Metropolitan Transportation Authority officials say thieves are getting on the tracks and damaging signal and traction power equipment to steal the copper wiring inside. Both of those systems are vital to the powering and movement of Metro trains.

"We literally can't run our trains without such equipment, and repairs can be time consuming and expensive," said Steve Hymon, who writes for Metro's blog The Source.

Hymon noted that the thieves are putting themselves in danger by being on the tracks, which also puts Metro riders and staff at risk.

These photos, provided by Metro, show the damage caused by people stealing copper wiring from the agency's rail system. (Courtesy L.A. Metro)

The most recent theft happened Dec. 23 on the A Line (formerly the Blue Line), Metro spokesman Dave Sotero said. The crime impacted Metro service that day and on Christmas Eve, when the line was closed between the Compton and Del Amo stations for an "emergency repair of vandalized equipment," Metro reported.
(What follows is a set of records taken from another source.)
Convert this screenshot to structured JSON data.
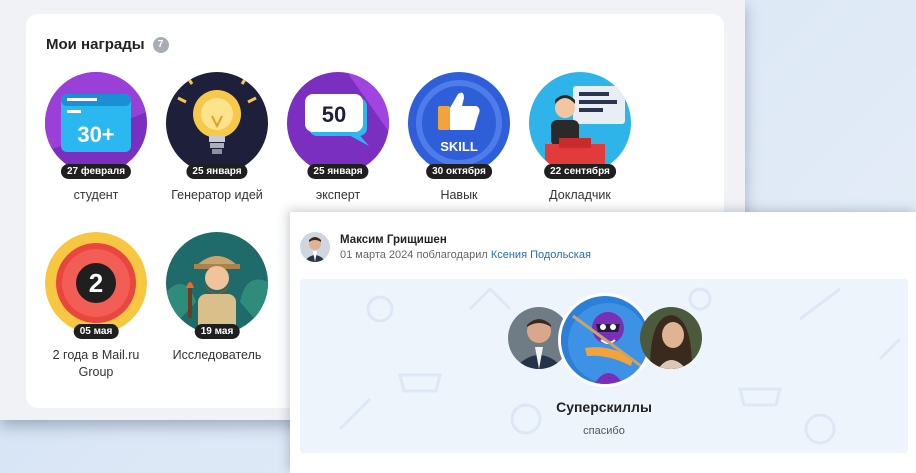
{
  "awards": {
    "title": "Мои награды",
    "count": "7",
    "items": [
      {
        "date": "27 февраля",
        "name": "студент",
        "badge_text": "30+"
      },
      {
        "date": "25 января",
        "name": "Генератор идей"
      },
      {
        "date": "25 января",
        "name": "эксперт",
        "badge_text": "50"
      },
      {
        "date": "30 октября",
        "name": "Навык",
        "badge_text": "SKILL"
      },
      {
        "date": "22 сентября",
        "name": "Докладчик"
      },
      {
        "date": "05 мая",
        "name": "2 года в Mail.ru Group",
        "badge_text": "2"
      },
      {
        "date": "19 мая",
        "name": "Исследователь"
      }
    ]
  },
  "thanks": {
    "author": "Максим Грищишен",
    "date": "01 марта 2024",
    "action": "поблагодарил",
    "recipient": "Ксения Подольская",
    "skill_title": "Суперскиллы",
    "skill_sub": "спасибо"
  }
}
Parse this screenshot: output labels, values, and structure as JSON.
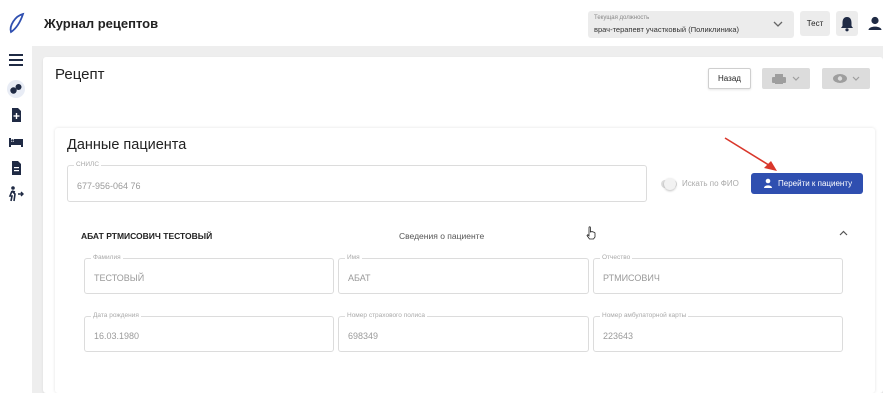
{
  "header": {
    "app_title": "Журнал рецептов",
    "position_label": "Текущая должность",
    "position_value": "врач-терапевт участковый (Поликлиника)",
    "user_button_label": "Тест"
  },
  "sidebar": {
    "items": [
      {
        "icon": "menu-icon"
      },
      {
        "icon": "pills-icon"
      },
      {
        "icon": "add-document-icon"
      },
      {
        "icon": "bed-icon"
      },
      {
        "icon": "document-icon"
      },
      {
        "icon": "walking-person-icon"
      }
    ]
  },
  "page": {
    "title": "Рецепт",
    "back_label": "Назад"
  },
  "patient": {
    "title": "Данные пациента",
    "snils_label": "СНИЛС",
    "snils_value": "677-956-064 76",
    "search_by_name_label": "Искать по ФИО",
    "search_by_name_on": false,
    "go_to_patient_label": "Перейти к пациенту",
    "name_header": "АБАТ РТМИСОВИЧ ТЕСТОВЫЙ",
    "info_tab_label": "Сведения о пациенте",
    "fields": {
      "last_name": {
        "label": "Фамилия",
        "value": "ТЕСТОВЫЙ"
      },
      "first_name": {
        "label": "Имя",
        "value": "АБАТ"
      },
      "patronymic": {
        "label": "Отчество",
        "value": "РТМИСОВИЧ"
      },
      "birth_date": {
        "label": "Дата рождения",
        "value": "16.03.1980"
      },
      "policy_number": {
        "label": "Номер страхового полиса",
        "value": "698349"
      },
      "outpatient_card": {
        "label": "Номер амбулаторной карты",
        "value": "223643"
      }
    }
  },
  "colors": {
    "primary": "#2f4fb0",
    "annotation_arrow": "#d9372b",
    "background": "#eeeeee"
  }
}
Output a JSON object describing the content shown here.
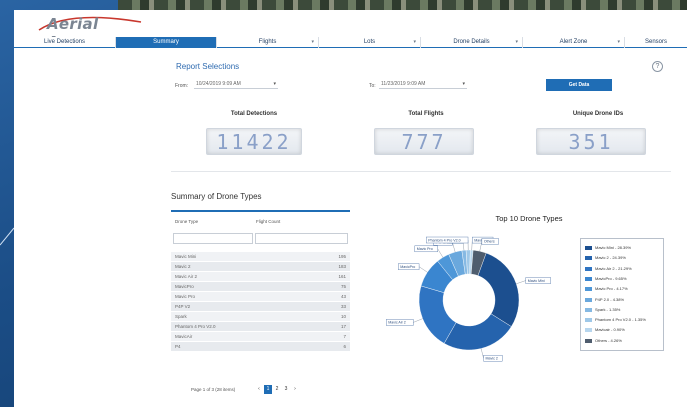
{
  "app": {
    "logo_text": "Aerial Armor"
  },
  "nav": {
    "tabs": [
      {
        "label": "Live Detections",
        "active": false,
        "dropdown": false
      },
      {
        "label": "Summary",
        "active": true,
        "dropdown": false
      },
      {
        "label": "Flights",
        "active": false,
        "dropdown": true
      },
      {
        "label": "Lots",
        "active": false,
        "dropdown": true
      },
      {
        "label": "Drone Details",
        "active": false,
        "dropdown": true
      },
      {
        "label": "Alert Zone",
        "active": false,
        "dropdown": true
      },
      {
        "label": "Sensors",
        "active": false,
        "dropdown": false
      }
    ]
  },
  "report": {
    "title": "Report Selections",
    "from_label": "From:",
    "from_value": "10/24/2019 9:09 AM",
    "to_label": "To:",
    "to_value": "11/23/2019 9:09 AM",
    "get_data_label": "Get Data"
  },
  "stats": {
    "total_detections_label": "Total Detections",
    "total_detections_value": "11422",
    "total_flights_label": "Total Flights",
    "total_flights_value": "777",
    "unique_drone_ids_label": "Unique Drone IDs",
    "unique_drone_ids_value": "351"
  },
  "summary": {
    "title": "Summary of Drone Types",
    "col_type": "Drone Type",
    "col_count": "Flight Count",
    "rows": [
      {
        "type": "Mavic Mini",
        "count": "195"
      },
      {
        "type": "Mavic 2",
        "count": "183"
      },
      {
        "type": "Mavic Air 2",
        "count": "161"
      },
      {
        "type": "MavicPro",
        "count": "75"
      },
      {
        "type": "Mavic Pro",
        "count": "43"
      },
      {
        "type": "P4P V2",
        "count": "33"
      },
      {
        "type": "Spark",
        "count": "10"
      },
      {
        "type": "Phantom 4 Pro V2.0",
        "count": "17"
      },
      {
        "type": "MavicAir",
        "count": "7"
      },
      {
        "type": "P4",
        "count": "6"
      }
    ],
    "pager_text": "Page 1 of 3 (28 items)",
    "pages": [
      "1",
      "2",
      "3"
    ],
    "current_page": "1"
  },
  "chart_data": {
    "type": "pie",
    "title": "Top 10 Drone Types",
    "donut": true,
    "categories": [
      "Mavic Mini",
      "Mavic 2",
      "Mavic Air 2",
      "MavicPro",
      "Mavic Pro",
      "P4P 2.0",
      "Spark",
      "Phantom 4 Pro V2.0",
      "MavicAir",
      "Others"
    ],
    "values": [
      28.39,
      24.39,
      21.29,
      9.65,
      4.17,
      4.38,
      1.35,
      1.35,
      0.9,
      4.26
    ],
    "legend_labels": [
      "Mavic Mini - 28.39%",
      "Mavic 2 - 24.39%",
      "Mavic Air 2 - 21.29%",
      "MavicPro - 9.65%",
      "Mavic Pro - 4.17%",
      "P4P 2.0 - 4.38%",
      "Spark - 1.35%",
      "Phantom 4 Pro V2.0 - 1.35%",
      "Mavicair - 0.90%",
      "Others - 4.26%"
    ],
    "colors": [
      "#1c4f8f",
      "#2563ad",
      "#2f74c2",
      "#3a86d0",
      "#4e97d8",
      "#6aa8dd",
      "#86b9e3",
      "#9fc8e8",
      "#b7d6ee",
      "#4f5d6e"
    ],
    "legend": "right"
  }
}
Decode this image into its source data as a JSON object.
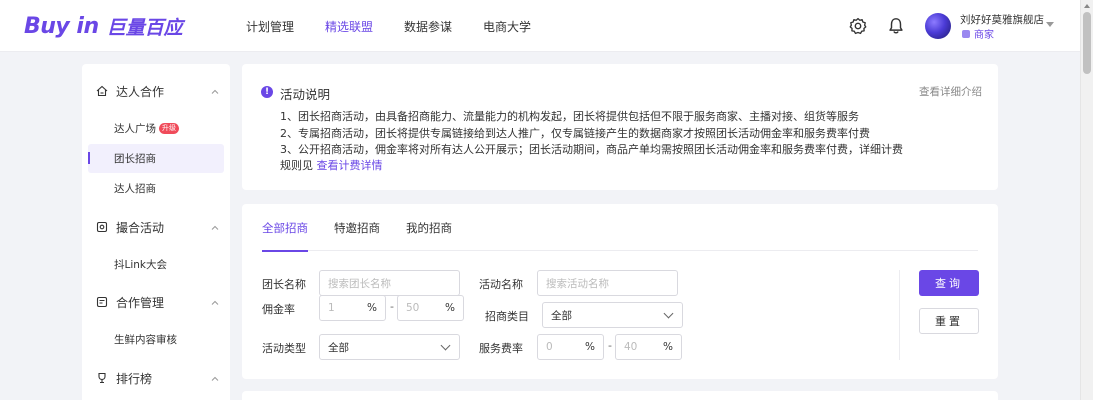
{
  "brand": {
    "logo_en": "Buy in",
    "logo_cn": "巨量百应"
  },
  "nav": {
    "items": [
      "计划管理",
      "精选联盟",
      "数据参谋",
      "电商大学"
    ],
    "active_index": 1
  },
  "user": {
    "shop_name": "刘好好莫雅旗舰店",
    "role": "商家"
  },
  "sidebar": {
    "sections": [
      {
        "title": "达人合作",
        "icon": "handshake-icon",
        "items": [
          {
            "label": "达人广场",
            "badge": "升级"
          },
          {
            "label": "团长招商"
          },
          {
            "label": "达人招商"
          }
        ]
      },
      {
        "title": "撮合活动",
        "icon": "activity-icon",
        "items": [
          {
            "label": "抖Link大会"
          }
        ]
      },
      {
        "title": "合作管理",
        "icon": "contract-icon",
        "items": [
          {
            "label": "生鲜内容审核"
          }
        ]
      },
      {
        "title": "排行榜",
        "icon": "trophy-icon",
        "items": []
      }
    ],
    "active_item": "团长招商"
  },
  "activity": {
    "title": "活动说明",
    "lines": [
      "1、团长招商活动，由具备招商能力、流量能力的机构发起，团长将提供包括但不限于服务商家、主播对接、组货等服务",
      "2、专属招商活动，团长将提供专属链接给到达人推广，仅专属链接产生的数据商家才按照团长活动佣金率和服务费率付费",
      "3、公开招商活动，佣金率将对所有达人公开展示；团长活动期间，商品产单均需按照团长活动佣金率和服务费率付费，详细计费",
      "规则见"
    ],
    "rule_link": "查看计费详情",
    "more_link": "查看详细介绍"
  },
  "search": {
    "tabs": [
      "全部招商",
      "特邀招商",
      "我的招商"
    ],
    "active_tab": 0,
    "fields": {
      "leader_name": {
        "label": "团长名称",
        "placeholder": "搜索团长名称"
      },
      "activity_name": {
        "label": "活动名称",
        "placeholder": "搜索活动名称"
      },
      "commission": {
        "label": "佣金率",
        "min_placeholder": "1",
        "max_placeholder": "50",
        "unit": "%"
      },
      "category": {
        "label": "招商类目",
        "value": "全部"
      },
      "activity_type": {
        "label": "活动类型",
        "value": "全部"
      },
      "service_fee": {
        "label": "服务费率",
        "min_placeholder": "0",
        "max_placeholder": "40",
        "unit": "%"
      }
    },
    "range_separator": "-",
    "query_button": "查询",
    "reset_button": "重置"
  },
  "colors": {
    "accent": "#6a47e6",
    "badge": "#f04b5a"
  }
}
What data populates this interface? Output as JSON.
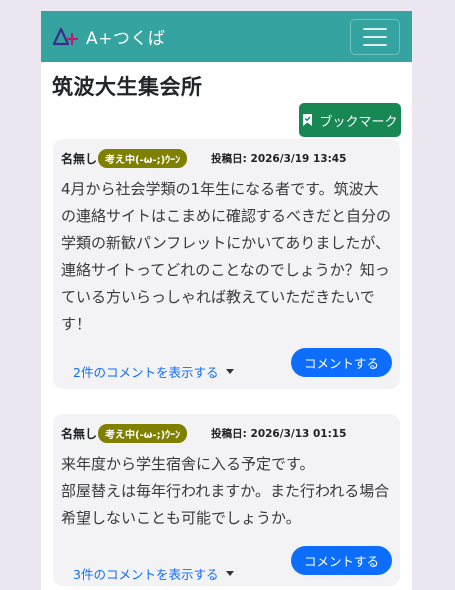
{
  "header": {
    "brand_text": "A+つくば",
    "logo_icon": "a-plus-logo-icon",
    "menu_icon": "hamburger-menu-icon"
  },
  "page_title": "筑波大生集会所",
  "bookmark": {
    "label": "ブックマーク",
    "icon": "bookmark-icon"
  },
  "posts": [
    {
      "author": "名無し",
      "badge": "考え中(-ω-;)ｳｰﾝ",
      "date": "投稿日: 2026/3/19 13:45",
      "body": "4月から社会学類の1年生になる者です。筑波大の連絡サイトはこまめに確認するべきだと自分の学類の新歓パンフレットにかいてありましたが、連絡サイトってどれのことなのでしょうか？知っている方いらっしゃれば教えていただきたいです！",
      "show_comments": "2件のコメントを表示する",
      "comment_button": "コメントする"
    },
    {
      "author": "名無し",
      "badge": "考え中(-ω-;)ｳｰﾝ",
      "date": "投稿日: 2026/3/13 01:15",
      "body": "来年度から学生宿舎に入る予定です。\n部屋替えは毎年行われますか。また行われる場合希望しないことも可能でしょうか。",
      "show_comments": "3件のコメントを表示する",
      "comment_button": "コメントする"
    }
  ],
  "colors": {
    "navbar": "#35a3a0",
    "bookmark_button": "#198754",
    "badge": "#808000",
    "primary": "#0d6efd"
  }
}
Stealing copper isn't a new crime trend for L.A.; the city has had to contend with it for years, and one of thieves' primary targets has been streetlights. An increase of such thefts in recent years cost an estimated $1 million in maintenance in 2019, according to an NBC4 report.

Metro officials did not say how often these thefts are happening, though Sotero described the crimes as occasional rather than frequent. Policing its nearly 100 miles of tracks has been a challenge for Metro, but the agency says it's stepped up security to better monitor the rail system.

Metro is also improving the way it tracks copper wiring after it's been stolen. Special dyes can be applied to the copper so it can be identified later, according to Sotero, though he declined to elaborate on other tactics.

Law enforcement is also alerting scrap yards that buy copper wiring that "Metro is pursuing thieves and those who enable them," Hymon said.

The agency is now asking for the public's help to deter future thefts. Anyone with information about copper wiring theft or who witnesses Metro equipment being stolen or vandalized is asked to call 888-950-7233.